Le récit de la visite des astrologues à Bethléem est un de ceux à propos desquels se pose le plus clairement la question de la vérité d’un texte.

     D’un côté, à peu près tout dans cette narration est de l’ordre de l’invraisemblable. Et il ne s’agit pas que de détails. Le coeur du récit, en effet, tient dans la question du début posée par les astrologues : Où est le nouvellement-né roi des Judéens ? Cette formulation dépend de la première des deux assertions fondamentales du christianisme naissant que sont la seigneurie et la résurrection de Jésus. Paul a réussi à les énoncer en peu de mots dans son célèbre verset de Rm 10,9 :

Si tu proclames par ta bouche :
Jésus est Seigneur,
et si tu crois par ton coeur :
Dieu l’a relevé des morts,
tu seras libéré.

     Tout comme pour sa résurrection, la proclamation de la seigneurie de Jésus relève du domaine de la foi. Résurrection et seigneurie sont deux réalités ou événements survenus hors du temps et de l’histoire, dans la dimension de Dieu. Seule la foi peut les dire. Certes, si elles sont de l’ordre de l’au-delà, elles échappent à l’emprise du temps, mais les humains, en l’occurrence les premiers croyants, qui eux, vivaient dans l’histoire, n’en ont pris conscience qu’après la mort de Jésus. Historiquement parlant, il est donc tout à fait invraisemblable que des hommes, païens de surcroît, aient pu reconnaître la royauté de Jésus avant qu’elle ne lui ait été conférée dans l’au-delà de Dieu (lectrices et lecteurs comprendront qu’il relève de la faiblesse de la pensée humaine que d’ainsi coordonner des réalités de l’histoire et de l’au-delà). Si on prend au sérieux l’humanité de Jésus, sa résurrection et sa seigneurie étant la réponse de Dieu à la fidélité de son existence, il fallait nécessairement attendre que se termine cette vie pour apprendre la valeur qu’elle avait aux yeux de Dieu. Le récit sur la visite des astrologues est donc un récit proprement chrétien, rédigé dans une perspective de foi. (Il va même jusqu’à faire naître le Galiléen Jésus en Judée – pour l’auteur, il fallait que le Messie de son récit soit bien né là où l’Écriture le disait).

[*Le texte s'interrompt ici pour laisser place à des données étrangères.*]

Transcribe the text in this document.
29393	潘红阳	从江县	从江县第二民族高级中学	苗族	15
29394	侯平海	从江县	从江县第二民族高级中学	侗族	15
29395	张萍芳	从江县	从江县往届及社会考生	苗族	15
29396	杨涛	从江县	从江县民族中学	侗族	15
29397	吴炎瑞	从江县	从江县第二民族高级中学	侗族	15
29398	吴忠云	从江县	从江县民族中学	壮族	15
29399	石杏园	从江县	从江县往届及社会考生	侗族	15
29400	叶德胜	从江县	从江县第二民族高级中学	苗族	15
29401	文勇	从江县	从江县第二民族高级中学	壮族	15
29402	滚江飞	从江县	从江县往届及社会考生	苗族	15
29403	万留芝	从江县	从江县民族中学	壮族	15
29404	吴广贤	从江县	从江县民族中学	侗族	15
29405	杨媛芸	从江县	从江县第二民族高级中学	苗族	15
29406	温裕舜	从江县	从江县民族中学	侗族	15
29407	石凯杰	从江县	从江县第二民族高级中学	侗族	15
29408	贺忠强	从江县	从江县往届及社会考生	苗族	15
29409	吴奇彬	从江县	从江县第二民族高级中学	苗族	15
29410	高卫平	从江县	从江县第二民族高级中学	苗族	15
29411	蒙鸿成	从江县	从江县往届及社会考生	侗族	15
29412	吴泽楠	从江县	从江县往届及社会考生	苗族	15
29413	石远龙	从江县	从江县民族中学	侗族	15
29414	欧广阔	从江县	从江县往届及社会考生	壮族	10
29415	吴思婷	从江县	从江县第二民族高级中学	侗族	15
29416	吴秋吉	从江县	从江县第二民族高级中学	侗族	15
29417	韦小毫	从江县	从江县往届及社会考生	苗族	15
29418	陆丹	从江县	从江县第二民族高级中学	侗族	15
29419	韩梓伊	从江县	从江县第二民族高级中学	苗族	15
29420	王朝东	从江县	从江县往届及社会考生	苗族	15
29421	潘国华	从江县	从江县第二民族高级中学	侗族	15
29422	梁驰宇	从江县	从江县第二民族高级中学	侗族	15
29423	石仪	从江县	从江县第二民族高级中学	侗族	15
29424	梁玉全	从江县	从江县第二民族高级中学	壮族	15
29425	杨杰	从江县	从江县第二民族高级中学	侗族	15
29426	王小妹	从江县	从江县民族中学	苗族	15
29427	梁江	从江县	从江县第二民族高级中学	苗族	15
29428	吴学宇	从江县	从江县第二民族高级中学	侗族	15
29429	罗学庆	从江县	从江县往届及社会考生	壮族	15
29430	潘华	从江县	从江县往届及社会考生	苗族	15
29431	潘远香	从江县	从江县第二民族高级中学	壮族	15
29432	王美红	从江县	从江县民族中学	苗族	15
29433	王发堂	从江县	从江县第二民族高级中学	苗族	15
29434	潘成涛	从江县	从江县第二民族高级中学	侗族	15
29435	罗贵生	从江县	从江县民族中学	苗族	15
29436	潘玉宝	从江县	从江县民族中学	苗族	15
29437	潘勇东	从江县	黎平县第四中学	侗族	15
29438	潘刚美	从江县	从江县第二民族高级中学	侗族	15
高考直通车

     Si tout cela est « vrai », alors l’historicité du texte se réduit à peu de choses : un cadre socio-politique correspondant à ce que nous savons de l’époque et un temps vraisemblable où situer la naissance de Jésus, soit quelque part au cours des dernières années du roi Hérode le Grand (mort en –4). Tout le reste relève d’une création chrétienne : visite -guidée par une étoile- d’astrologues venus du monde païen, émoi des autorités politiques et religieuses, prosternation devant le roi des Judéens, etc. Un jugement sans appel peut donc tomber de la part des post-modernes que nous sommes : pas grand-chose de vrai dans ce texte!

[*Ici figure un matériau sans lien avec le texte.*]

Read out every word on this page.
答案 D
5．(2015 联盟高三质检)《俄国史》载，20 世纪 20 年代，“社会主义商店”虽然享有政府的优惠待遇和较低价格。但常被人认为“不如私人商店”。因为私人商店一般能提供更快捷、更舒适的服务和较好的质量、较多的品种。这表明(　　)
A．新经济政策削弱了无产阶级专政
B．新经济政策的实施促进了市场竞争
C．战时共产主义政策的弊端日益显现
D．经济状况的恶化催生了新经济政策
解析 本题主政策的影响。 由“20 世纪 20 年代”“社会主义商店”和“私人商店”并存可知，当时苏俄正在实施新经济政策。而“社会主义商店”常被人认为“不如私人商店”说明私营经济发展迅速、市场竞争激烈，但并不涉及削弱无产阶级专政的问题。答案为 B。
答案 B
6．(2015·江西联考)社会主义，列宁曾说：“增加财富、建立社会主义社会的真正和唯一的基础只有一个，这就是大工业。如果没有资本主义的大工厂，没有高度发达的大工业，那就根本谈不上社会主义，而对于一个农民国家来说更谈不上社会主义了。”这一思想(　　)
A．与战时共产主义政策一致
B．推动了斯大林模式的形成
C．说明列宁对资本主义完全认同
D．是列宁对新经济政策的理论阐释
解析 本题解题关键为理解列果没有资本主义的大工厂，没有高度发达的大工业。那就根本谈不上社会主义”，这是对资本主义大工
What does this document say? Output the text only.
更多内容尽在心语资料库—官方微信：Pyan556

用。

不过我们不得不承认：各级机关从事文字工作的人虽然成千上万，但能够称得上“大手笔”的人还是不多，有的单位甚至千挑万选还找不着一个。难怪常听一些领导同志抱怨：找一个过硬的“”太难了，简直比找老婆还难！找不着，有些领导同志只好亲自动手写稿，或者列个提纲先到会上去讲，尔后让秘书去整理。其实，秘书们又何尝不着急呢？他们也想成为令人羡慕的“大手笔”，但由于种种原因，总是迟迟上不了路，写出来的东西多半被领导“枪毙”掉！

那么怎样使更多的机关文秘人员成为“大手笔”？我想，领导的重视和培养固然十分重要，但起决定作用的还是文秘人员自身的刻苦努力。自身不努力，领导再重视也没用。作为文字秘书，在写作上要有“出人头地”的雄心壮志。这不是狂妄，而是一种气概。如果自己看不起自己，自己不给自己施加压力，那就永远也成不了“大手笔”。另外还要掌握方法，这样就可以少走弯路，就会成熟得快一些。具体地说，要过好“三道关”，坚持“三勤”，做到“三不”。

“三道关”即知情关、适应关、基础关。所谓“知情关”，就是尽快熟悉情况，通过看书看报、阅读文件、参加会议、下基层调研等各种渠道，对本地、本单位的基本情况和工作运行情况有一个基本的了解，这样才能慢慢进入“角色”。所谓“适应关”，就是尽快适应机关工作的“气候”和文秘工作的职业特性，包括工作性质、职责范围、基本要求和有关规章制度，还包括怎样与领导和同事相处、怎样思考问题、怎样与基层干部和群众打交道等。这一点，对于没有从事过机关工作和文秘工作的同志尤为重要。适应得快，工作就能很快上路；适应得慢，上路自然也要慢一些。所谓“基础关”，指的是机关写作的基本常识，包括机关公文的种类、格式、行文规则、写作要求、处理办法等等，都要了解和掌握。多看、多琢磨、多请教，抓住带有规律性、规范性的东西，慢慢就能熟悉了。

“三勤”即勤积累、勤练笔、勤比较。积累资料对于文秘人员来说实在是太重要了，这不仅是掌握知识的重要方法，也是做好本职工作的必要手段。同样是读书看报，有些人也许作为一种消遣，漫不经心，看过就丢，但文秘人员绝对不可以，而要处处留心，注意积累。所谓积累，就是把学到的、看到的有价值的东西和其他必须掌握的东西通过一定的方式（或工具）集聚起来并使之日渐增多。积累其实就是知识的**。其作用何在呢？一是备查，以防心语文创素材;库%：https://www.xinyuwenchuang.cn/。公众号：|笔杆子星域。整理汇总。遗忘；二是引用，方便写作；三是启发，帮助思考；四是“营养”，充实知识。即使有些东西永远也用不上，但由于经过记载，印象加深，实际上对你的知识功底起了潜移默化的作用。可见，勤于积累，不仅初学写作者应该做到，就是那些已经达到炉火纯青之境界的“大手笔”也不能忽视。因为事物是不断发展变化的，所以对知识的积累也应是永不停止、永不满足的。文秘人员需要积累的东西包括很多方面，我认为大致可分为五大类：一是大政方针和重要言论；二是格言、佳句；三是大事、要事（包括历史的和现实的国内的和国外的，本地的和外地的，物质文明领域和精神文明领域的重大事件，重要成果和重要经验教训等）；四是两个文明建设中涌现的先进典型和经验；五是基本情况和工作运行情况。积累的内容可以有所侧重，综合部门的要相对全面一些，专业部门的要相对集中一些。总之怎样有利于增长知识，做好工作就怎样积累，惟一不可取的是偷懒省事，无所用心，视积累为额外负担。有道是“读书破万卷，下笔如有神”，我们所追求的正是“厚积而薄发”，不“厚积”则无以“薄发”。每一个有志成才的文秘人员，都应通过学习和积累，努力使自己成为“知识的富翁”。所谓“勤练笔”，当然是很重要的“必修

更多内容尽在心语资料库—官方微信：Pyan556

     Et pourtant… La vérité d’un écrit ne se réduit pas au jugement d’historicité. Les Anciens n’étaient pas moins fins que nous. Les premiers chrétiens, l’évangéliste y compris, savaient bien que Jésus était né en Galilée (voir Jean 7,41-42). Et que la foi avait débuté après la mort du Nazaréen. S’ils n’étaient pas dupes de ce qu’ils écrivaient, c’est qu’ils avaient conscience de ce qu’ils faisaient. Et, dans le récit qui nous occupe, c’est très clair. Leur texte est à la fois mordant d’ironie et empreint d’une très grande tristesse.

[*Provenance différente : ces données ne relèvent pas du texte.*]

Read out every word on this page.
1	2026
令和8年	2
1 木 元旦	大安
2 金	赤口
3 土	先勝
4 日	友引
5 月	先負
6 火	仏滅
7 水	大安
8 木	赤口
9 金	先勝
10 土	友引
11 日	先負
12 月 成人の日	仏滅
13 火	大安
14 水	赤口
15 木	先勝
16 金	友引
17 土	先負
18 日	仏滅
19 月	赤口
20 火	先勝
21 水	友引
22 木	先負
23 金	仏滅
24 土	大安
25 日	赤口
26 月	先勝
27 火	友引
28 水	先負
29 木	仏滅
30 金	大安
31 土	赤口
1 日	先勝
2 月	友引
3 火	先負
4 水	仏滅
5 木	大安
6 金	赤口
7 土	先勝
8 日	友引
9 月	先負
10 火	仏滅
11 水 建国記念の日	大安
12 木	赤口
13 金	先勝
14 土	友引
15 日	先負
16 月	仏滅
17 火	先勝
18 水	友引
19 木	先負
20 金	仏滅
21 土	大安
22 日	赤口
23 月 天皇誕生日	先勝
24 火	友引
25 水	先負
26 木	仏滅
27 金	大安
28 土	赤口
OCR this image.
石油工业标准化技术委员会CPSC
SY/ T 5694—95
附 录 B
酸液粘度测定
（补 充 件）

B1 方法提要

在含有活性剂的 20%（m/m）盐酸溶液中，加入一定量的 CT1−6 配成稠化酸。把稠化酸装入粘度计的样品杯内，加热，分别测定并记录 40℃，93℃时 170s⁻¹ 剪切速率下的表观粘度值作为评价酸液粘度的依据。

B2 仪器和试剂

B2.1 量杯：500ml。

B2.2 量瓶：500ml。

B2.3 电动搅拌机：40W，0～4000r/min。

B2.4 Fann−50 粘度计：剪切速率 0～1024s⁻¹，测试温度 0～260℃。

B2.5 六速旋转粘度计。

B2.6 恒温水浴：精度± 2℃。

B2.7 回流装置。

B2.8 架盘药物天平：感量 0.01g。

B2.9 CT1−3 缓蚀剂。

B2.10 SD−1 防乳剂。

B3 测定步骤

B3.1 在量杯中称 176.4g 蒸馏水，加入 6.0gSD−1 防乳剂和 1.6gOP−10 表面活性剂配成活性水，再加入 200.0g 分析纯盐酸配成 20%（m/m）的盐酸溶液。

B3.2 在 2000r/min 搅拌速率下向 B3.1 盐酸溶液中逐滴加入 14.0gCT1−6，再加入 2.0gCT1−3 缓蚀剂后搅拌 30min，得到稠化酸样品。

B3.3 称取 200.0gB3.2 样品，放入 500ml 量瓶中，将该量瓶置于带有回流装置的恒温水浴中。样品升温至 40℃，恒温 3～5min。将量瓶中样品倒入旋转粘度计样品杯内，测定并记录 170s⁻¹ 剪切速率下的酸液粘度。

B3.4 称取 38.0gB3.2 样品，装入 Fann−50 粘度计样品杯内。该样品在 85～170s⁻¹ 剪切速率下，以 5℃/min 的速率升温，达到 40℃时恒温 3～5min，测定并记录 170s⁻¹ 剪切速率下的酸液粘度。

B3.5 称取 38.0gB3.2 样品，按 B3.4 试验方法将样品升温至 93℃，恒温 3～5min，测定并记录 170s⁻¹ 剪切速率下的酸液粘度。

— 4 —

     Quand Matthieu écrit son évangile, les jeux sont faits. Son peuple, qu’il aime passionnément, a refusé la foi chrétienne. L’Église se compose donc en grande majorité de chrétiens d’origine païenne. Dans son texte, l’auteur va certes parler de Jésus. Mais celui dont il traite est beaucoup moins le Jésus « historique » que le Jésus en train d’interpeller sa communauté, soit le Jésus Christ de la foi. Et dès le début de son livre, il explique aux siens les enjeux. D’abord, et c’est paradoxal, il leur faut accepter que les païens se tournent massivement vers la foi chrétienne, alors que les autorités du peuple issu d’Abraham s’en détournent. Ce qu’il y a de troublant, c’est que ces gens connaissent très bien l’Écriture. Ils ont étudié, ils savent tout du futur roi d’Israël. Mais pas question de se déplacer physiquement, psychologiquement, religieusement, pour aller le rencontrer. Leur savoir tourne à vide. Du côté des autorités politiques, c’est pire. Le pays est gouverné par un roitelet sanguinaire, imposé au peuple par l’Empire. Il a sa propre milice à son service, et, si elle ne suffisait pas, il peut recourir aux légions impériales. Cette fois, elle suffira. Quand la marionnette royale se rend compte qu’elle a été déjouée, que les astrologues ne feront pas partie de ses services de renseignements, elle réagit de la seule façon qu’elle connaît, la violence. Des enfants mourront (2,16).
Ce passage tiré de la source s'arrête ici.